Back in the real world, we gave an update on the charitable status and public benefit issues surrounding “closed” congregations reported in the transcript of the 30 October 2012 evidence session on the Regulation of the Charitable Sector and the Review of the Charities Act 2006 at which the Exclusive Brethren gave evidence. Underlying the issue was the fact that the removal of the presumption of public benefit in the Charities Act 2006 had opened an area of doubt, and witnessed have given their opinions on whether the production of guidance by the Charity Commission might make the application of the legislation too inflexible or not.
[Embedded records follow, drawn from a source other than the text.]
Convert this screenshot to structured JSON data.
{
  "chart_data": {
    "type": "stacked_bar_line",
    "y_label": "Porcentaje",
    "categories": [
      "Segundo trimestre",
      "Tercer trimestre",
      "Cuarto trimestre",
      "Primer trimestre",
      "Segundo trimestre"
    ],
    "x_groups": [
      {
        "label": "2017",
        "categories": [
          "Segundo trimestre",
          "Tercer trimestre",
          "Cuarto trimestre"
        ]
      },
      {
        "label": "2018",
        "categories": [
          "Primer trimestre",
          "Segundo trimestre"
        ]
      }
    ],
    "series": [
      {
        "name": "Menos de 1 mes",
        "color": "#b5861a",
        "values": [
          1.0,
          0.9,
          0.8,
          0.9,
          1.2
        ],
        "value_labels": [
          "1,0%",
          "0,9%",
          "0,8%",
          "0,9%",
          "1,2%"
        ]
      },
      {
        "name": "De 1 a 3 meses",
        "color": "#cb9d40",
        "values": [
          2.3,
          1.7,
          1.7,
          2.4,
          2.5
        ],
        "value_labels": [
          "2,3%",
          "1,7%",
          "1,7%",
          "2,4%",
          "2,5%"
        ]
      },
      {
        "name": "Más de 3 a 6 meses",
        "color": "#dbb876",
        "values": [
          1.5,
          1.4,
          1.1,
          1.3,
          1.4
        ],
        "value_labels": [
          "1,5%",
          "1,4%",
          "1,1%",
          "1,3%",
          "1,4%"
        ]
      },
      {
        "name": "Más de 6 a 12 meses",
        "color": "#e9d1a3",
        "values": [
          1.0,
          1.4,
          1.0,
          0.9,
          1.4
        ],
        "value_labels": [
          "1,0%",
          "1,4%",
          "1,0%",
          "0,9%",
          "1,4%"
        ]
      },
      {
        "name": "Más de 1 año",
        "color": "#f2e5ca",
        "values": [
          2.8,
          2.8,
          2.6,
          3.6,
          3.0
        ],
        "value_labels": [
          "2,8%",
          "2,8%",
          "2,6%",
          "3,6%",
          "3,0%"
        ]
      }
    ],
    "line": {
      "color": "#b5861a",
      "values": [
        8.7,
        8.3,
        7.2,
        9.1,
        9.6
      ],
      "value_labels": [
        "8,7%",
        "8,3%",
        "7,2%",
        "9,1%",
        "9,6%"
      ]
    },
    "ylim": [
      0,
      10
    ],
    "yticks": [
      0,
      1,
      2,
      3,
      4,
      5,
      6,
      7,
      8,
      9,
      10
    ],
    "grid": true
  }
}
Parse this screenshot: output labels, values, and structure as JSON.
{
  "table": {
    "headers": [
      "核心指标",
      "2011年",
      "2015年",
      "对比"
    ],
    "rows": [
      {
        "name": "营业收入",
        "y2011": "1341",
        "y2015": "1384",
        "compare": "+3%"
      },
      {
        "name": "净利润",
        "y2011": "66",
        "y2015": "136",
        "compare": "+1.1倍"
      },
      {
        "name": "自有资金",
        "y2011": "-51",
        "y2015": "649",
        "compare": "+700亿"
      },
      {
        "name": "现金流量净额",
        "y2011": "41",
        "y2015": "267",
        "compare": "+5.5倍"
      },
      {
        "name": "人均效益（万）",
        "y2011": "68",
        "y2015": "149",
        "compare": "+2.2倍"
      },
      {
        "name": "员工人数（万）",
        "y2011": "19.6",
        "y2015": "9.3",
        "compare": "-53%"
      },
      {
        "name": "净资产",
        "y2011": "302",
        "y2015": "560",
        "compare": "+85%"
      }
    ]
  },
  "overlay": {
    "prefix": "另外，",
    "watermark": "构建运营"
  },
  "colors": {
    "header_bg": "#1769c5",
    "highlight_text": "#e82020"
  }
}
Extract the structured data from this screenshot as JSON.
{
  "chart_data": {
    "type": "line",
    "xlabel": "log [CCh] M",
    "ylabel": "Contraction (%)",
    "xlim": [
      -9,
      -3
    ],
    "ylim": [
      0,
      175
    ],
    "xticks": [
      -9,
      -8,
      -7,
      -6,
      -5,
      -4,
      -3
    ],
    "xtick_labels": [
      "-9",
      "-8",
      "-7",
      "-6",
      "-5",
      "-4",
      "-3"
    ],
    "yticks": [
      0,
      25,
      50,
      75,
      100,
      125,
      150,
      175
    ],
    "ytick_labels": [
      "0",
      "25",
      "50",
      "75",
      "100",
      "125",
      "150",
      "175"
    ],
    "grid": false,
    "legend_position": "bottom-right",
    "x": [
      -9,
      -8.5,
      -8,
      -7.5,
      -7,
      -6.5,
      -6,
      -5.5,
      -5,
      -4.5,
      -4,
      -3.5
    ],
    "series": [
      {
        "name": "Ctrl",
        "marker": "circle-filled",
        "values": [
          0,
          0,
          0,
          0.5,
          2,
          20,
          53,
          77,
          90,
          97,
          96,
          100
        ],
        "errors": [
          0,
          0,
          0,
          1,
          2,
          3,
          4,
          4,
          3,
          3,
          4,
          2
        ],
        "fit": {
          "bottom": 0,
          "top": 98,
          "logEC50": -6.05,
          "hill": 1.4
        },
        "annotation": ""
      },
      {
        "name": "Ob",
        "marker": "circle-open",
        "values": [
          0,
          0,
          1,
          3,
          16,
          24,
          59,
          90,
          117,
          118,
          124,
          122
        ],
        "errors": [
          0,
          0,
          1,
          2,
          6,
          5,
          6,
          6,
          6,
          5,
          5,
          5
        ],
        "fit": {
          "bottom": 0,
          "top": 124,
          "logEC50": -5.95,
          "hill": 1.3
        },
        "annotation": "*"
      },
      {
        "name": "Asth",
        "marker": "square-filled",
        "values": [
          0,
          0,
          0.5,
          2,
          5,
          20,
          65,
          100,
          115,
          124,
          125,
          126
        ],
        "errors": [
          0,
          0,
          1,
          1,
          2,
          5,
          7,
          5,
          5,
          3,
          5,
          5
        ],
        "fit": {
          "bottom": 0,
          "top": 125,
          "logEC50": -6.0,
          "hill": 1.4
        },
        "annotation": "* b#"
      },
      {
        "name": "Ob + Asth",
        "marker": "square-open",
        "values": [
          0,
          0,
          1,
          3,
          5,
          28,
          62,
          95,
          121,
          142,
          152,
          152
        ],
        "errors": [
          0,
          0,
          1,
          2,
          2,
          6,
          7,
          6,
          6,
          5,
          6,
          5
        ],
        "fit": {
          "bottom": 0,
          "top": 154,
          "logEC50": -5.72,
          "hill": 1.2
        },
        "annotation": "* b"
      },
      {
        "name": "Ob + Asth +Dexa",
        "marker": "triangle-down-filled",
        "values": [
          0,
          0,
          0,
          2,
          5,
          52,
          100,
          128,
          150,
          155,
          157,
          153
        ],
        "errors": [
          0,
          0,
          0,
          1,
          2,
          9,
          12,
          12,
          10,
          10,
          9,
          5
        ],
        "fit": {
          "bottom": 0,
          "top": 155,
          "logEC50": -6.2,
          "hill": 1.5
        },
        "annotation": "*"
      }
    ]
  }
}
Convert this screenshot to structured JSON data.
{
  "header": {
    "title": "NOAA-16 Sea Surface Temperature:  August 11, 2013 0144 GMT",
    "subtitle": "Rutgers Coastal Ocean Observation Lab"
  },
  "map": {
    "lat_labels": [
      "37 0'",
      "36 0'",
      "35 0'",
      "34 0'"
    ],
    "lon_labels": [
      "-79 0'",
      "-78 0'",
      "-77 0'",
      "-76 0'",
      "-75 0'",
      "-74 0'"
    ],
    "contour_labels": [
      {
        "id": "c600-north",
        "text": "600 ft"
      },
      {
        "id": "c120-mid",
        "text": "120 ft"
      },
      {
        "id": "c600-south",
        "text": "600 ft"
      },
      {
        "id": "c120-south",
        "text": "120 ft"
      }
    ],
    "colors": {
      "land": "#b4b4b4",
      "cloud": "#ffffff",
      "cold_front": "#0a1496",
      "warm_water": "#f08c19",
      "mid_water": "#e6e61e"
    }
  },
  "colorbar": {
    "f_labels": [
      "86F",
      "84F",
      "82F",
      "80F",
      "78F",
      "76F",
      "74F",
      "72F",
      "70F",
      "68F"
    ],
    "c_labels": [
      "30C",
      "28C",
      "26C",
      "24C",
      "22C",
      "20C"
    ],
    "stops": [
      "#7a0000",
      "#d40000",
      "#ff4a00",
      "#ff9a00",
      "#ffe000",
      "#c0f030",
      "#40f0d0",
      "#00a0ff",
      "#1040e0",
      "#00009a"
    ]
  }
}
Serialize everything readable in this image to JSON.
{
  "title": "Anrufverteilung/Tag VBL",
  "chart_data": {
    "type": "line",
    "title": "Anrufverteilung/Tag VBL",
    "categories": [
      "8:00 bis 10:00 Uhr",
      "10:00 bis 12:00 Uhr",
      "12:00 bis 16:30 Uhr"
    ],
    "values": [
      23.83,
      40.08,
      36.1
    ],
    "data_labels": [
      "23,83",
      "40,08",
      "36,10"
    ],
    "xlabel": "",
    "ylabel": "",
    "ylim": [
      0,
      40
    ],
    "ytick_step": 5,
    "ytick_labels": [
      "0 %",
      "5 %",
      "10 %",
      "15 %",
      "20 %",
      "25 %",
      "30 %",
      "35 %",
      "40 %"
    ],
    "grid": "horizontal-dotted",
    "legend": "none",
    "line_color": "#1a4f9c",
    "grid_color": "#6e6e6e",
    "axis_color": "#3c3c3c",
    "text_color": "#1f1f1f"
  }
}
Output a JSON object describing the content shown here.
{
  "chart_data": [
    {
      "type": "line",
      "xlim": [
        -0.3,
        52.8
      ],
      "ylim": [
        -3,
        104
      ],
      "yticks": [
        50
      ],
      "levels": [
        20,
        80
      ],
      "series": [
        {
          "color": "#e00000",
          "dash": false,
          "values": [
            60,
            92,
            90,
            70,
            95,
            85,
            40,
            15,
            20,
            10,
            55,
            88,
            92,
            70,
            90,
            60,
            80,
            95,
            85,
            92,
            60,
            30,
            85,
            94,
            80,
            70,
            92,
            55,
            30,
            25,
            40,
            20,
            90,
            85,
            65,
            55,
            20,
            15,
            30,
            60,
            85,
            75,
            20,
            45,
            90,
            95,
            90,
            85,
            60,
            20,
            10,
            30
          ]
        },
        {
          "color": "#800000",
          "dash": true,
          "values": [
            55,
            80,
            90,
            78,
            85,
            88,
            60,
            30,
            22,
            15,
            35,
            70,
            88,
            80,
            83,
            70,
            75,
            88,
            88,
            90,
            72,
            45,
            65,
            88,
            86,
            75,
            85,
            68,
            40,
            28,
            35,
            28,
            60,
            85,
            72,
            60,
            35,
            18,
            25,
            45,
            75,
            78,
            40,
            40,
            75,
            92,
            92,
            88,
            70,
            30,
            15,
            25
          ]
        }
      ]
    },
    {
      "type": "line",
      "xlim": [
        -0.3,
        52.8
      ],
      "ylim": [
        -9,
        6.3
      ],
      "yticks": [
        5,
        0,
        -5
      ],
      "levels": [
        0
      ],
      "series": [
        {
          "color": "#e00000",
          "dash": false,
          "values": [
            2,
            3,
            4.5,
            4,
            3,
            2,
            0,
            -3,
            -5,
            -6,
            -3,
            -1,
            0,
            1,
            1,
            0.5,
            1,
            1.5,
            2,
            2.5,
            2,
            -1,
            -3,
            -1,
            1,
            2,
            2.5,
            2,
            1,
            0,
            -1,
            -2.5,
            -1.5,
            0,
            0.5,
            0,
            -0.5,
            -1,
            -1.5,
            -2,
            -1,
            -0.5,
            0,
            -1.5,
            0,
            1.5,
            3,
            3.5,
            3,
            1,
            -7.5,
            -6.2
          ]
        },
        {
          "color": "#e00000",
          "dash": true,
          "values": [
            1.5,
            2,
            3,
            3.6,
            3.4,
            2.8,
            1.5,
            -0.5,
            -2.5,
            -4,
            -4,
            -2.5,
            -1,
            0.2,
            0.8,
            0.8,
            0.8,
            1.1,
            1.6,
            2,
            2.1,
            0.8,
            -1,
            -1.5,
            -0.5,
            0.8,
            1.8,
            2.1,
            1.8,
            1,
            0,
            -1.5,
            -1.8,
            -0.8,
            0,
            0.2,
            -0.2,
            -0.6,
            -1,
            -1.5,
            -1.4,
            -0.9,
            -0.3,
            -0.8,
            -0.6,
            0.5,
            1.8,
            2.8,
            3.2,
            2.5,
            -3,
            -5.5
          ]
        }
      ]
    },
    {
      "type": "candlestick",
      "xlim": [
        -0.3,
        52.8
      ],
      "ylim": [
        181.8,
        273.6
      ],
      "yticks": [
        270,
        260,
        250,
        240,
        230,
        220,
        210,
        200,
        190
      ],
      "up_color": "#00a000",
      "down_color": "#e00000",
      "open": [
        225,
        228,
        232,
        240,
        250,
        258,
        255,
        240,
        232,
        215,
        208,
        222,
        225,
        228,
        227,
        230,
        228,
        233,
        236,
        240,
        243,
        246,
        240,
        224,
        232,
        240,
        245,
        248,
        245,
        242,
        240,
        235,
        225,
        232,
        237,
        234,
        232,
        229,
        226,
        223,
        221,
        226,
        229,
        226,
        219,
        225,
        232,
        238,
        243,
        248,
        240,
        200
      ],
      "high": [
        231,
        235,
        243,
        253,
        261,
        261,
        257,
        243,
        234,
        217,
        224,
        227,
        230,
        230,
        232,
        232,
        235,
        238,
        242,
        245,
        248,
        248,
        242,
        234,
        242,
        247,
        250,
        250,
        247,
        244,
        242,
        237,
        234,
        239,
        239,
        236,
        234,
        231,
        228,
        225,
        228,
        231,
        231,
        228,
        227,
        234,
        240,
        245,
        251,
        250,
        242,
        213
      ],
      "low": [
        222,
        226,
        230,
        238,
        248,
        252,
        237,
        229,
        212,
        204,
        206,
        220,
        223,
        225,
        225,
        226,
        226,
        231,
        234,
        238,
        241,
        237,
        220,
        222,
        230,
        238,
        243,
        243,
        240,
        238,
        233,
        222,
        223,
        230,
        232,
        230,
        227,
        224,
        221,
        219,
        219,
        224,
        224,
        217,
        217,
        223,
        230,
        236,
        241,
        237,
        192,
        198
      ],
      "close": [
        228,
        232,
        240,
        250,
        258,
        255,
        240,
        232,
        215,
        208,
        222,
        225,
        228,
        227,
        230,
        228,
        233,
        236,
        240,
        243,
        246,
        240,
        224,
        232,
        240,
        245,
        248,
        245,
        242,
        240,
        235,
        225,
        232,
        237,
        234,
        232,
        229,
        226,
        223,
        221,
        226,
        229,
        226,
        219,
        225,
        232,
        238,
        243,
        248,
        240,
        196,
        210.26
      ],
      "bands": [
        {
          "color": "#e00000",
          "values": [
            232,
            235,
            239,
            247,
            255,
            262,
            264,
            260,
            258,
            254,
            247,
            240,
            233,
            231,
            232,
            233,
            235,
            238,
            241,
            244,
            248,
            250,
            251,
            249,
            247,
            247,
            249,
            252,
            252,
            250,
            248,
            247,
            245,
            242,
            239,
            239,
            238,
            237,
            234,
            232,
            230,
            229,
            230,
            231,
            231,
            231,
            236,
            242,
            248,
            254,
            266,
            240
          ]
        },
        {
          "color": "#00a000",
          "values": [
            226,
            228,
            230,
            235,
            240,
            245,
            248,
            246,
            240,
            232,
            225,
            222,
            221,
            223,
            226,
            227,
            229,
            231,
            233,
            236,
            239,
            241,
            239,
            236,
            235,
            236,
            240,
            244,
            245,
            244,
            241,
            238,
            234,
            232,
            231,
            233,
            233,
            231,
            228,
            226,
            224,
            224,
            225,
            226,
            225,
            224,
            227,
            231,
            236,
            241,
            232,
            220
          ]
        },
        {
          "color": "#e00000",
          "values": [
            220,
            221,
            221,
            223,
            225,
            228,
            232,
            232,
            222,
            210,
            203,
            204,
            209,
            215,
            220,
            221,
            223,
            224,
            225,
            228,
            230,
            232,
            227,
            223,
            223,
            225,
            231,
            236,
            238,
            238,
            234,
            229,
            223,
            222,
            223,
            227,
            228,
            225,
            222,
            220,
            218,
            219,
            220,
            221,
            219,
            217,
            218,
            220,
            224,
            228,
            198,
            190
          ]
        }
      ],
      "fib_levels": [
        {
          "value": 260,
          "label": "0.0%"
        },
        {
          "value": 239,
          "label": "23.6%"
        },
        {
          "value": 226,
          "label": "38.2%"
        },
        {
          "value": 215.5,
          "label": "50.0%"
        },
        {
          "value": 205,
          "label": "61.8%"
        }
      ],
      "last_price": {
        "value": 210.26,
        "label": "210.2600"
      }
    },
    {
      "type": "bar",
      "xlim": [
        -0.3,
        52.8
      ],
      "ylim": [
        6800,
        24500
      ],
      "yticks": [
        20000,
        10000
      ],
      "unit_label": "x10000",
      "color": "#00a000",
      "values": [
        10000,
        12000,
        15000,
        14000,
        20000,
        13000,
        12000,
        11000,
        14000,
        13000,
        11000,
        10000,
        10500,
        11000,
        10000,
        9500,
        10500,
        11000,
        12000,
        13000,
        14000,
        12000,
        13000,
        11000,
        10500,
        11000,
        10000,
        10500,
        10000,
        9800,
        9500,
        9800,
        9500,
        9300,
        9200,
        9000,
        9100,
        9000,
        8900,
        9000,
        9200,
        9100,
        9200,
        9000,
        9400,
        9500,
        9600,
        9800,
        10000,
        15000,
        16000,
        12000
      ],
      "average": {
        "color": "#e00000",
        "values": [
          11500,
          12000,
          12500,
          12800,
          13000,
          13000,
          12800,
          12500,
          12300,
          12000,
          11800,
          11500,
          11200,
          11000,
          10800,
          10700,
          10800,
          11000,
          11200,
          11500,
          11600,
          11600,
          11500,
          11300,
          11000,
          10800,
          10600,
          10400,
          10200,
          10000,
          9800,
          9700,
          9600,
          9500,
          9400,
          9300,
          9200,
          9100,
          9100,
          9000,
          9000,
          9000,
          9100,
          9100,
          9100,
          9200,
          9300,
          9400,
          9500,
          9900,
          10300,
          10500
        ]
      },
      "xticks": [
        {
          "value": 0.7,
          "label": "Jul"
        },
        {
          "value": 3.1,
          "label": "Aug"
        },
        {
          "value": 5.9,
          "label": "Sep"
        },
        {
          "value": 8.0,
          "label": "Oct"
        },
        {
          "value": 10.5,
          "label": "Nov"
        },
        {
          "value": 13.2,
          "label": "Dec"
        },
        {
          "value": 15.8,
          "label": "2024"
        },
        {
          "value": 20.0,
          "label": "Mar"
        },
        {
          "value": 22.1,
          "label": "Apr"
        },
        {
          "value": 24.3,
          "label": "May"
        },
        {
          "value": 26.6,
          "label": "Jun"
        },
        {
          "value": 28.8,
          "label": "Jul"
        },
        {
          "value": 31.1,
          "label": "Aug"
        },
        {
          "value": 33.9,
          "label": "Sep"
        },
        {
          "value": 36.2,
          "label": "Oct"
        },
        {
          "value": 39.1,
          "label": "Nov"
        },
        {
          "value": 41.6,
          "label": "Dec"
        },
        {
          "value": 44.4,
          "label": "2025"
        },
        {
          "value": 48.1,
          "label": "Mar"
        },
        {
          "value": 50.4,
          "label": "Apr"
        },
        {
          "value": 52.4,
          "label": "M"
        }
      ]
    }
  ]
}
Richard Ottaway’s Scrap Metal Dealers’ Bill passed its report stage in the Commons on 9th November, but in order to prevent it being rejected through the action of Tory rebels, it was necessary to introduce the compromise of a 3-year review of the regulations and a ‘5-year sunset clause’ after which “it could be replaced if necessary with even more effective legislation”, here. The Church of England has been lobbying hard in favour of this government-backed Private Member’s Bill, but there are a number in the secondary metals business who believe that this legislation is not the correct way to resolve the problems of lead and copper theft. The Bill now goes to the House of Lords, where the support of the Lords Spiritual is assured.
Finally, we reported on the Welsh Assembly Government’s proposals for the introduction of presumed consent for organ donation, here, and the challenge in the Supreme Court concerning aspects of the competence of the WAG to introduce such measures. NHS Blood and Transfusion has recently completed a consultation on what are perhaps more radical plans in this area. This, and the relevance of Canon 1196 CIC, will be considered in posts later this week.